I remember that I adored you without reservation or reason. You were the boy everyone wanted and I had you… sort of. I was the fish you kept on the hook. I was your Plan B, the fallback girl who was too blind to recognize the truth of her position. Once I got all tangled up in my feelings, it was impossible for me to see that I was nothing more than a side chick, strung along by pretty promises and a silver tongue. I should have been your first round draft pick – and I think you know it now.
You framed us as a friendship every chance you got.
We were besties. We were such great friends. We were – except I wanted more and you were happy to take advantage of that. You wanted to have your cake and eat it too, and I gave it to you. I heaped your plate full and then ate up your crumbs. I thought our friends with benefits situation was destined to blossom into a perfect love affair and you let me believe that. Why wouldn’t you?
I was the girl you called when you needed to talk.
You couldn’t talk to the guys, you said. Other girls didn’t understand, you told me. I was the only one who ever listened. You worried that everyone else would laugh at your hopes and dreams and screw-ups but I was safe. You knew I’d fade into the background and wait patiently for your sign, your signal, your sad little scraps of leftover time. I was always so safe, wasn’t I?
You wanted me to build you up when you were down.
Who else could do it? You didn’t even let other people know when you were down. In public, you were always Mr. Personality, the charmer, the flirt, the guy with a smile and a joke and a compliment for everyone. Who do you talk to now, I wonder? Is there another girl like me, waiting in the wings, aching to comfort you? You’re too old for such shenanigans, you know. If there is another fallback girl, how about you let her go?

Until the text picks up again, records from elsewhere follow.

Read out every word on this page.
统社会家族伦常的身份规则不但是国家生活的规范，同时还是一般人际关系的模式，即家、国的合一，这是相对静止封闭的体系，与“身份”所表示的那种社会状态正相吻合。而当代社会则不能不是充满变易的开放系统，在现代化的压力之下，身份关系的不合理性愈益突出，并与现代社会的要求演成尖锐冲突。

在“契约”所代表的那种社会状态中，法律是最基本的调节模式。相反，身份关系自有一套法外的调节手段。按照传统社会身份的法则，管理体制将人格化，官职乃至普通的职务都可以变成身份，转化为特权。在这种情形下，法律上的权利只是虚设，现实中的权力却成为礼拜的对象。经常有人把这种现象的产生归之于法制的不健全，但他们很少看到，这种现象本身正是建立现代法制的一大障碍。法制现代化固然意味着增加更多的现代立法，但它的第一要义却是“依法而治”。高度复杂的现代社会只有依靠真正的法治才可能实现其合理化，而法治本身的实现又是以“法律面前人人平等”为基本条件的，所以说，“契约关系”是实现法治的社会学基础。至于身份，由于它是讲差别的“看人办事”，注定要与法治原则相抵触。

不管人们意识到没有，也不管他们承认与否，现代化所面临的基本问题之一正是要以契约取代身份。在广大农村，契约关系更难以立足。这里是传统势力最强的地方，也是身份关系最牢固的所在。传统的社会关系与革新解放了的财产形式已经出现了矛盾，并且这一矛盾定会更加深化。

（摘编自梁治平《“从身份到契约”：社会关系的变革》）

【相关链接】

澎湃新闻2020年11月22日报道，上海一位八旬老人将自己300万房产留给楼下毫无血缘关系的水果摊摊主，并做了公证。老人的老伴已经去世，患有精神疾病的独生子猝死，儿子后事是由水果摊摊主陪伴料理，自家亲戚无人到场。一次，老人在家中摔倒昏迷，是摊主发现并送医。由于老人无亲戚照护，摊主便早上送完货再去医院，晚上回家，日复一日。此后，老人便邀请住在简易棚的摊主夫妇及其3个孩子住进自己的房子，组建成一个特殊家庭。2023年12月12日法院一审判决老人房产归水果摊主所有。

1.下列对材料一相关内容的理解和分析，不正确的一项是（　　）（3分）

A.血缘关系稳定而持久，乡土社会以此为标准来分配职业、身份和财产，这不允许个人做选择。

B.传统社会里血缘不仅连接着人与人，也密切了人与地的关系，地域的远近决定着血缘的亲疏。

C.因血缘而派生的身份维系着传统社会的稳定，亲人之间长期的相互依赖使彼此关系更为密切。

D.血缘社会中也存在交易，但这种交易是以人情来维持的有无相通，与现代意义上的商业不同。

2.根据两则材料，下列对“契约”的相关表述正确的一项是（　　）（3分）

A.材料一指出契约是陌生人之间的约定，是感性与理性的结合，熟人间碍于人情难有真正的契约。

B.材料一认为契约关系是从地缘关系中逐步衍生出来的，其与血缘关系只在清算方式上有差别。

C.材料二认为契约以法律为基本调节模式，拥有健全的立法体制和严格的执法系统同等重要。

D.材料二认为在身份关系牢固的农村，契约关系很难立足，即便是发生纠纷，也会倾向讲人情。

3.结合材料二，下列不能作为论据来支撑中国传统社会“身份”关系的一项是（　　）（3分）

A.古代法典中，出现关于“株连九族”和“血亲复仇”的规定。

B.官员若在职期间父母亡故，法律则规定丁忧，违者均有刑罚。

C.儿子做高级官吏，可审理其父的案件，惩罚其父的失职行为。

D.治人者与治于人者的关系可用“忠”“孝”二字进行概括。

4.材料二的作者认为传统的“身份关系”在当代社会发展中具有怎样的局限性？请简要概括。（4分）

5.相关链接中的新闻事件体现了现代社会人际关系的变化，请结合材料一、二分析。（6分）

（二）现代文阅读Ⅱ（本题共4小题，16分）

I was the outlet for all the crap you couldn’t share with anyone else.
When your ex-girlfriend got engaged, you called me, so genuinely surprised, so naively upset. I was there by your side while you dealt with family tragedies, personal fears, and professional failures. You never even bothered talking to anyone else because you knew I was there, open armed and supportive. It fooled me into thinking I was more essential than I was. I thought you needed me.

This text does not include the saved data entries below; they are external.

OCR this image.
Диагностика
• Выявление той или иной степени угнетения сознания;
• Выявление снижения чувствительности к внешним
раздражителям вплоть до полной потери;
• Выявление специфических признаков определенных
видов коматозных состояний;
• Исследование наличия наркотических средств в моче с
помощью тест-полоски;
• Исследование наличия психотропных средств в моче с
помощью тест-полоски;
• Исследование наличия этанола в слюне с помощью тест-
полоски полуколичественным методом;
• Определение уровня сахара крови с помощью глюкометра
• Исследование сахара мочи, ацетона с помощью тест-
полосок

You openly dated around but begged me to stay single.
Save yourself for me, you begged. It’s just for show, you lied. At the time, I felt a little thrill that sickens me today, imagining that I somehow triumphed over the lucky women who were blonde or thin or popular enough to be your girlfriend out in the real, wide world. Looking back, I cheated those girls just as much as you did – and just as much as I cheated myself.
Every weekend night, it was you and me.
Come 10 or 11 p.m. on Friday, Saturday, or Sunday evening, the phone rang like clockwork. I waited for you to come over, my heart racing, my palms sweaty, my stomach all knots and flutters. We spent so much time entwined on the couch, watching stupid movies and late night MTV, that I fooled myself into thinking it was something more than an elaborate, low-key booty call.
You kissed me when no one was watching.
I lived for those kisses. For the longest time, yours were the kisses by which I judged all others. It took me too long to realize that they were only thrilling because they were forbidden, fleeting, and ultimately fake. In retrospect, your kisses were trash.
You turned to me when every other girl said no.
I built you up again. I put down all those other girls in an effort to make you feel worthwhile. You’re such a catch, I assured you breathlessly. She just doesn’t deserve you, I swore, until finally, you were your happy, smiling, confident self again, ready to run off and play Casanova.
I soothed your broken heart every single time.
It crushed me — my own heart shattering as I held you close and told you how valuable you were, how beautiful and funny and sweet. I made you feel like you could have any girl you wanted, and all the time I just wanted it to be me. For once. Just let it be me.
You took advantage of my love for you and assumed I’d always be there.
One day, I wasn’t. One day, I stopped. The signs finally came in clear. You didn’t want me, you weren’t in love with me, and you weren’t ever going to fall in love with me. I was the ego-stroker, the make out partner, the place to go when you had no other place to go. Once I realized that I hated you for such a long time, but now I just pity you. You’re kind of pathetic.